Plato was the first to say it; St. Thomas Aquinas among many other Christian writers articulated and emphasized it: Love is diffusive.
The universe, in keeping with its creator, continually expands along with our understanding of it. Likewise for theology; it expands as our knowledge deepens and at the rate at which God reveals his mysteries to the Church by means of the Holy Spirit.
One such revelation is called the Theology of the Body.
“I still have many things to say to you, but you cannot bear them now,” Jesus says in John’s Gospel. “When the Spirit of truth comes, he will guide you into all the truth; for he will not speak on his own, but will speak whatever he hears, and he will declare to you the things that are to come.”
In his biography of Pope John Paul II, George Weigel writes that the Theology of the Body is a ticking time bomb set to go off sometime in this century with “dramatic consequences.” He says that it has not yet been fully absorbed and integrated into the daily life of most Catholics but when it does, it will dramatically shift the way we think about and practise “every major theme in the creed.”

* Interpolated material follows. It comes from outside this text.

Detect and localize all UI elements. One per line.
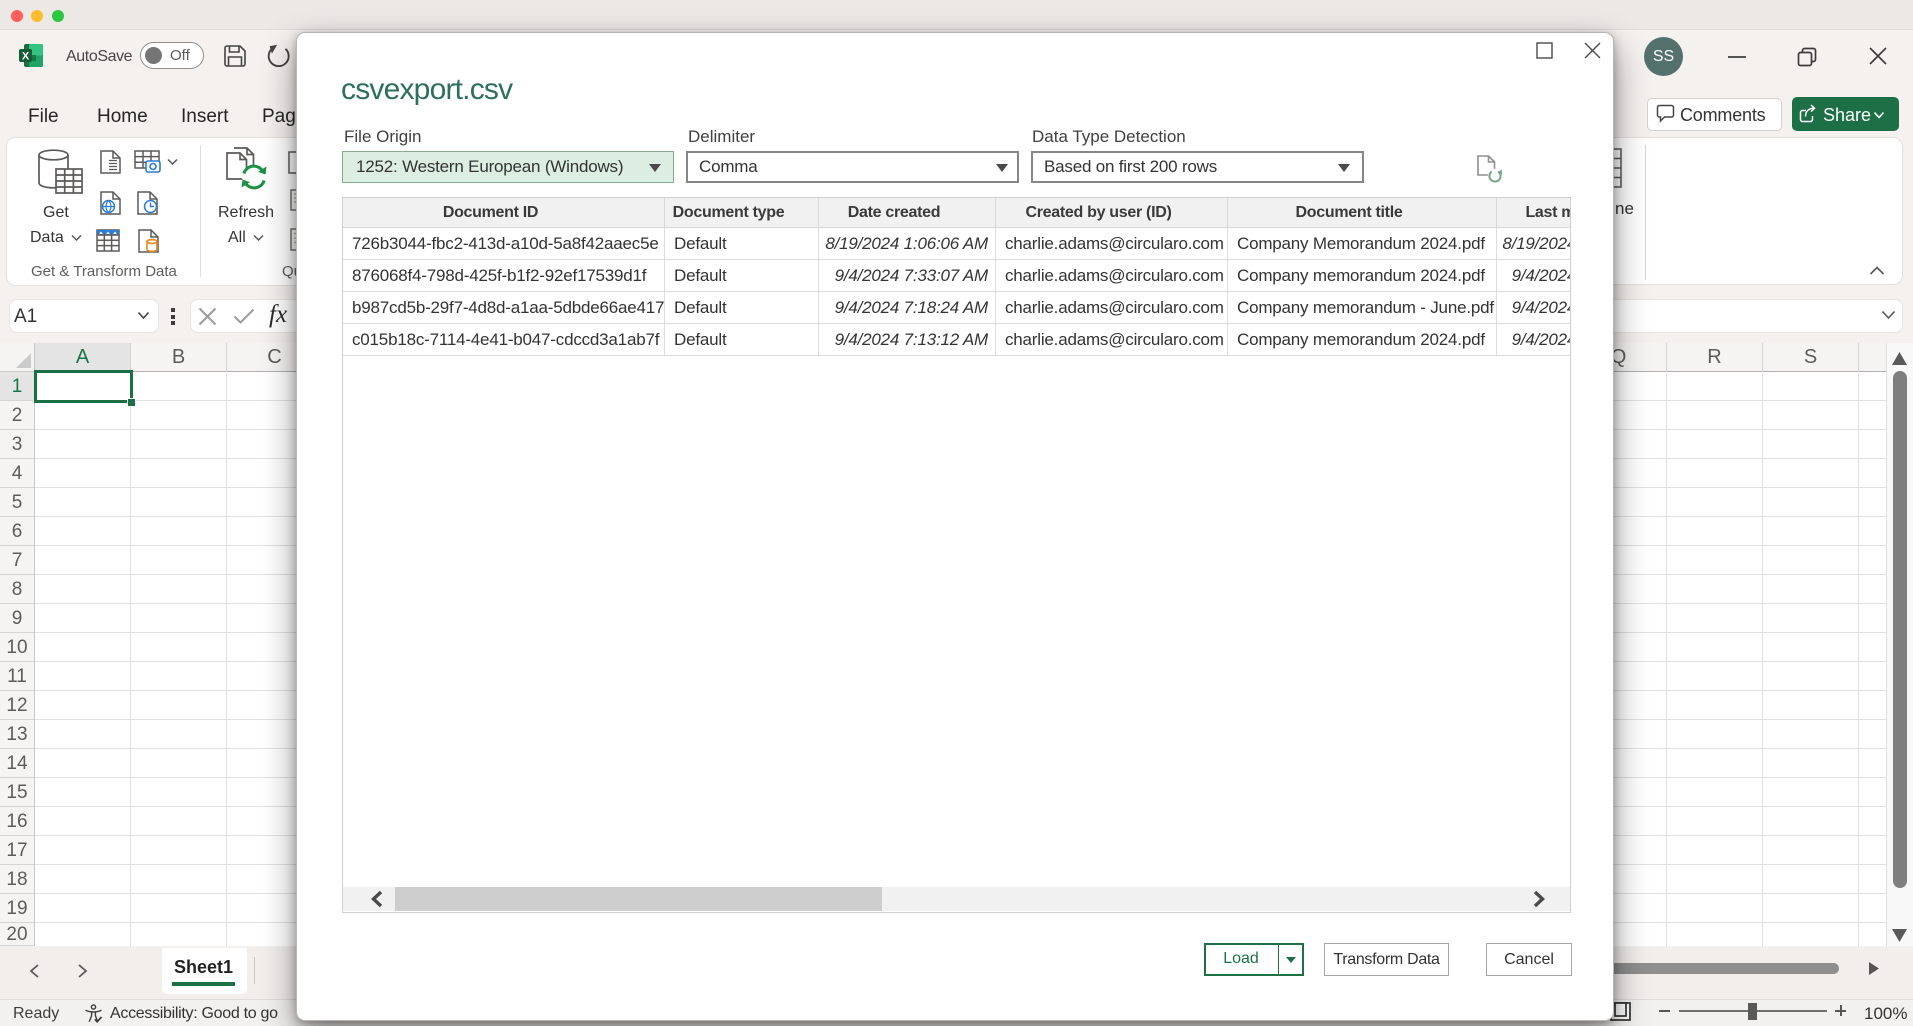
svg-text:X: X	[22, 51, 30, 63]
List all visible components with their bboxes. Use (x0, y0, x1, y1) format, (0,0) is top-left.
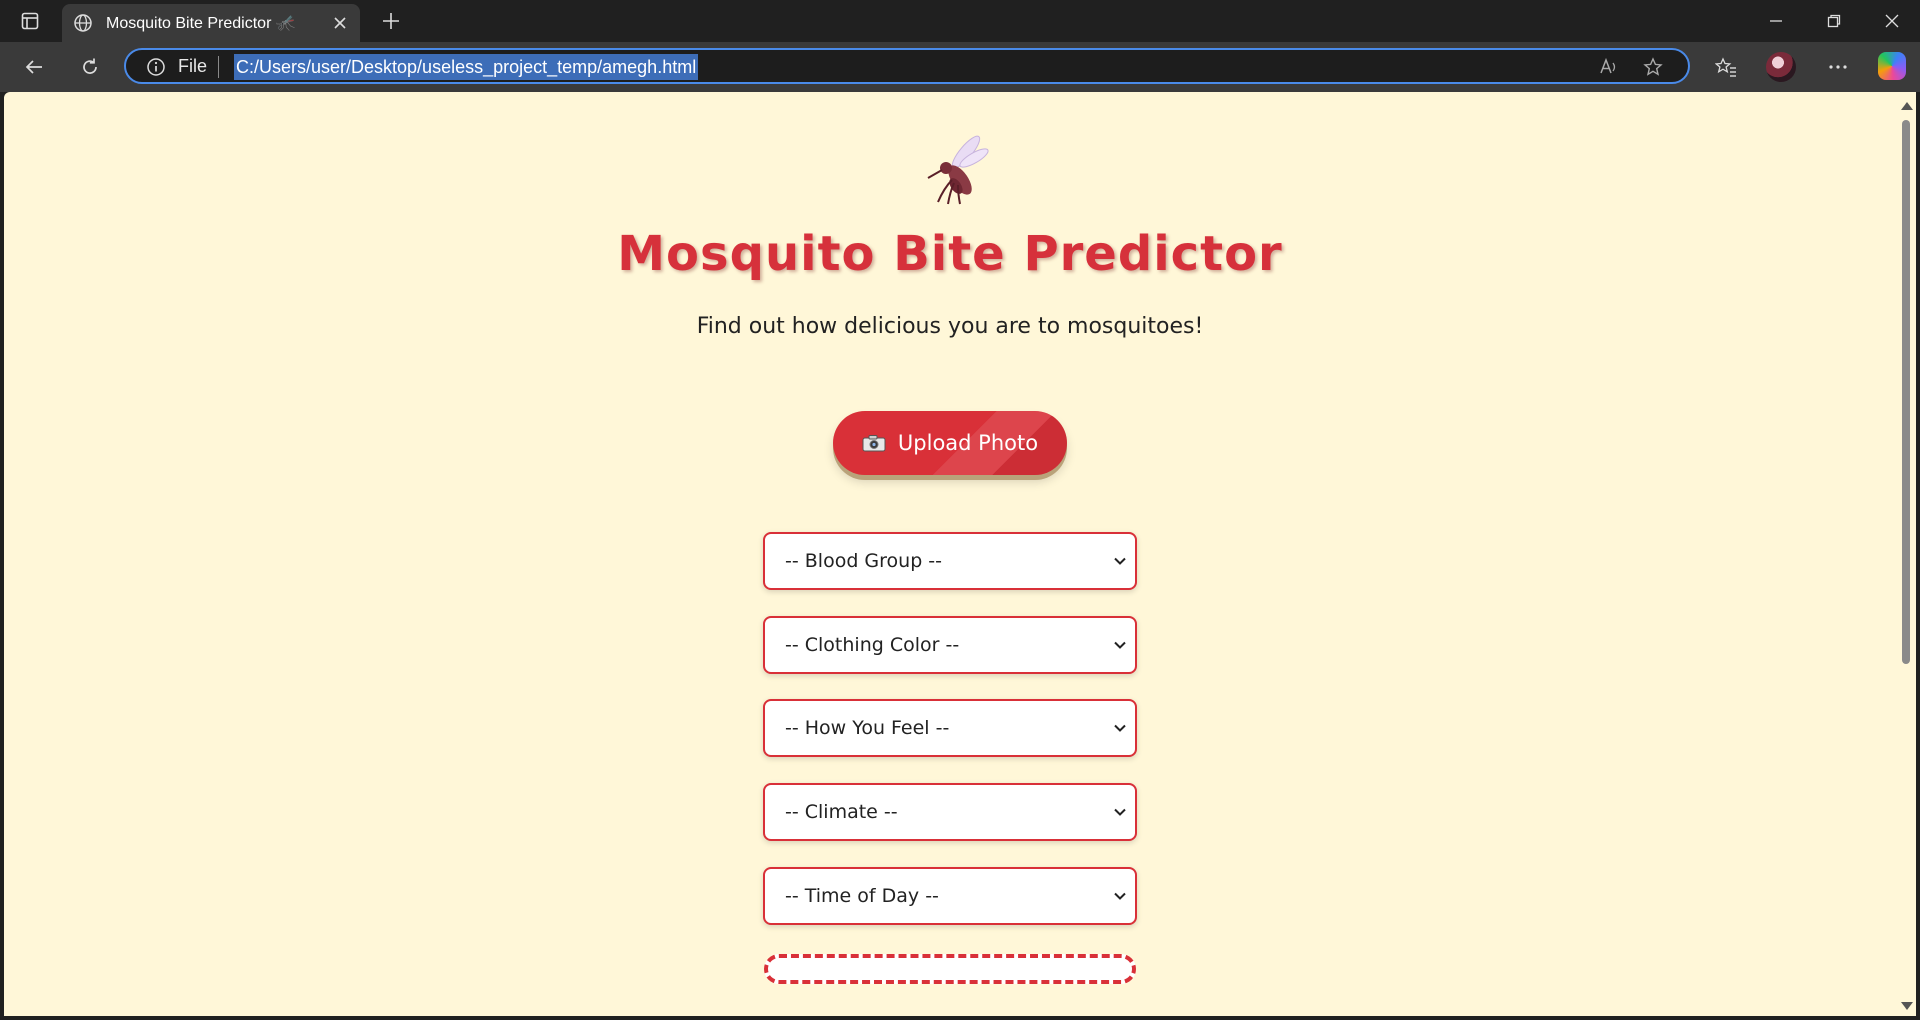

The Theology of the Body was a series of general audience addresses given by Pope John Paul II between 1979 and 1984. In these addresses, John Paul II presented a working theology for the role of the body in communicating God’s life to the world.
Christopher West, a foremost commentator on the Theology of the Body, writes that “the body, and it alone, is capable of making visible what is invisible: the spiritual and the divine. It was created to transfer into the visible reality of the world, the mystery hidden since time immemorial in God, and thus to be a sign of it.”

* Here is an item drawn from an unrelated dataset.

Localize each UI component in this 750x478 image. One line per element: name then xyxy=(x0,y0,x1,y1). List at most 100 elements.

Wherever there is something holy, there is always a battleground. And truly, our bodies are certainly subject to our wrath, abuse, and so much misunderstanding. So many of the divisive issues of our day are focused on what we are legally allowed to do to our bodies and to our children’s bodies.
But the battle is much more personal than politics. When the body is considered out of context, when it is divorced from its relationship to love, then destruction and selfishness abound.
But, if we abide in God and listen to his spirit at work in our souls, we are able to give and receive the very love of God with our bodies as the medium of transfer.
All of this is because of the great power of the body to speak loudly and clearly about God’s love.
“For it is impossible for the blood of bulls and goats to take away sins,” St. Paul writes to the Hebrews. “Consequently, when Christ came into the world, he said, ‘Sacrifices and offerings you have not desired, but a body you have prepared for me; in burnt offerings and sin offerings you have taken no pleasure.’”
Our ancestors relied on elaborate animal sacrifices to win favour with God. But Jesus tells us something new; our bodies are our connection to God the Father. They are from God and we can make “gifts of ourselves” by the way we live in our God-given bodies. We are each a unique and unrepeatable gift to the world.
We can make a gift of ourselves to the world in our everyday dealings by the way we express warmth and concern by our sheer physicality. In marriage, we express what words cannot in the total gift of ourselves to the other.
In Psalm 139 we read: “you knit me together in my mother’s womb” and “my frame was not hidden from you, when I was being made in secret.”
Because our bodies were so intentionally “prepared” for us, how could they not proclaim something about the creator?